I am currently trying to fetch organization details with access tokens gotten using the client__credentials flow.
I am currently trying to do this using the /api/v1/org endpoint but i am getting a 403 unauthorized error.
const response = await axios.get(`${org_domain}/api/v1/org`, {
headers: {
Authorization: `Bearer ${data.access_token}`,
},
});
How did you generate the Access Token you are using? Did you follow our guide for OAuth for Okta for Service apps?
Per our API docs, the required Okta API Scope for this endpoint is okta.orgs.read. If you did follow the above guide to set up a Service App, have you granted this scope to said application and then requested this scope when you requested an Access Token from Okta?
I will note that the okta.orgs.read and okta.orgs.manage scopes are currently unavailable to enable within the Admin UI, so if your API Service app is not currently allowed to use this scope, you will need to enable it. Here’s the request you’ll need to complete: Grant consent to scope | Application Grants API | Okta Developer
This is how the token was generated using the client_credentials grant
const params = new URLSearchParams();
params.append('grant_type', 'client_credentials');
params.append(
'scope',
'okta.apps.read okta.groups.read okta.groups.manage okta.reports.read okta.myAccount.organization.read okta.users.manage okta.users.read okta.logs.read okta.events.read okta.eventHooks.manage',
);
try {
const { data } = await axios
.post(tokenUrl, params, {
headers: {
Authorization:
'Basic ' +
Buffer.from(client_id + ':' + client_secret).toString('base64'),
'Content-Type': 'application/x-www-form-urlencoded',
Accept: 'application/json',
},
})
.catch((err) => {
console.log(err.response.data);
throw AppErrHandler.handleError('ERROR_GETTING_ACCESS_TOKENS');
});
the client_id and client_secret were gotten from an okta OIN App
I added the okta.orgs.manage and the okta.orgs.manage scopes but i get the response below when i try to Authorize the OIN
An error occurred while authorizing the API Service Integration.
Api validation failed: grantedScopes
"grantedScopes: 'grantedScopes' is invalid. Valid values: [okta.apps.read, okta.users.manage, okta.users.read, okta.orgs.manage, okta.logs.read, okta.myAccount.organization.read, okta.groups.read, okta.eventHooks.manage, okta.reports.read, okta.events.read, okta.groups.manage]

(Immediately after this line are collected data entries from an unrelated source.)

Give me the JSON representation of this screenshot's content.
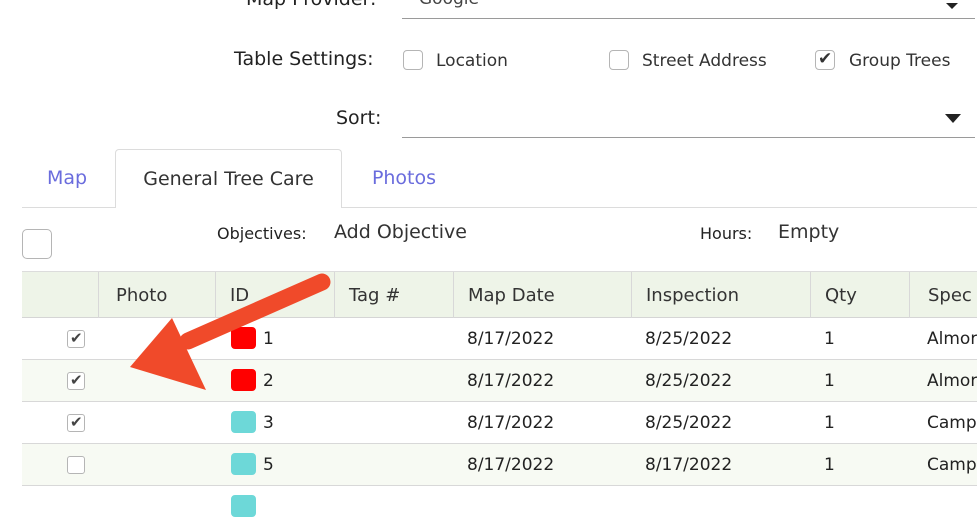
{
  "settings": {
    "map_provider_label": "Map Provider:",
    "map_provider_value": "Google",
    "table_settings_label": "Table Settings:",
    "options": [
      {
        "label": "Location",
        "checked": false
      },
      {
        "label": "Street Address",
        "checked": false
      },
      {
        "label": "Group Trees",
        "checked": true
      }
    ],
    "sort_label": "Sort:",
    "sort_value": ""
  },
  "tabs": [
    {
      "label": "Map",
      "active": false
    },
    {
      "label": "General Tree Care",
      "active": true
    },
    {
      "label": "Photos",
      "active": false
    }
  ],
  "summary": {
    "objectives_label": "Objectives:",
    "objectives_value": "Add Objective",
    "hours_label": "Hours:",
    "hours_value": "Empty"
  },
  "table": {
    "columns": [
      "",
      "Photo",
      "ID",
      "Tag #",
      "Map Date",
      "Inspection",
      "Qty",
      "Spec"
    ],
    "rows": [
      {
        "checked": true,
        "color": "#ff0000",
        "id": "1",
        "tag": "",
        "map_date": "8/17/2022",
        "inspection": "8/25/2022",
        "qty": "1",
        "species": "Almor"
      },
      {
        "checked": true,
        "color": "#ff0000",
        "id": "2",
        "tag": "",
        "map_date": "8/17/2022",
        "inspection": "8/25/2022",
        "qty": "1",
        "species": "Almor"
      },
      {
        "checked": true,
        "color": "#6dd8d8",
        "id": "3",
        "tag": "",
        "map_date": "8/17/2022",
        "inspection": "8/25/2022",
        "qty": "1",
        "species": "Camp"
      },
      {
        "checked": false,
        "color": "#6dd8d8",
        "id": "5",
        "tag": "",
        "map_date": "8/17/2022",
        "inspection": "8/17/2022",
        "qty": "1",
        "species": "Camp"
      }
    ]
  },
  "annotation": {
    "color": "#f04a2a",
    "arrow": "arrow-icon"
  },
  "check_glyph": "✔"
}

It works fine when i remove the okta.orgs.manage and the okta.orgs.manage scopes
Ah, this is for an OIN API Service Application? Based on what I see in your screenshot, it doesn’t look like this integration is allowed to use the okta.orgs.manage scope.
Is this for an existing OIN integration, or are you working on creating and submitting an integration to our OIN?
I am working on creating and submitting an integration.
you said the integration is not allowed to use the okta.orgs.manage scope. do i have to set this up as well? and if so how do i go about it?
This topic was automatically closed 30 days after the last reply. New replies are no longer allowed.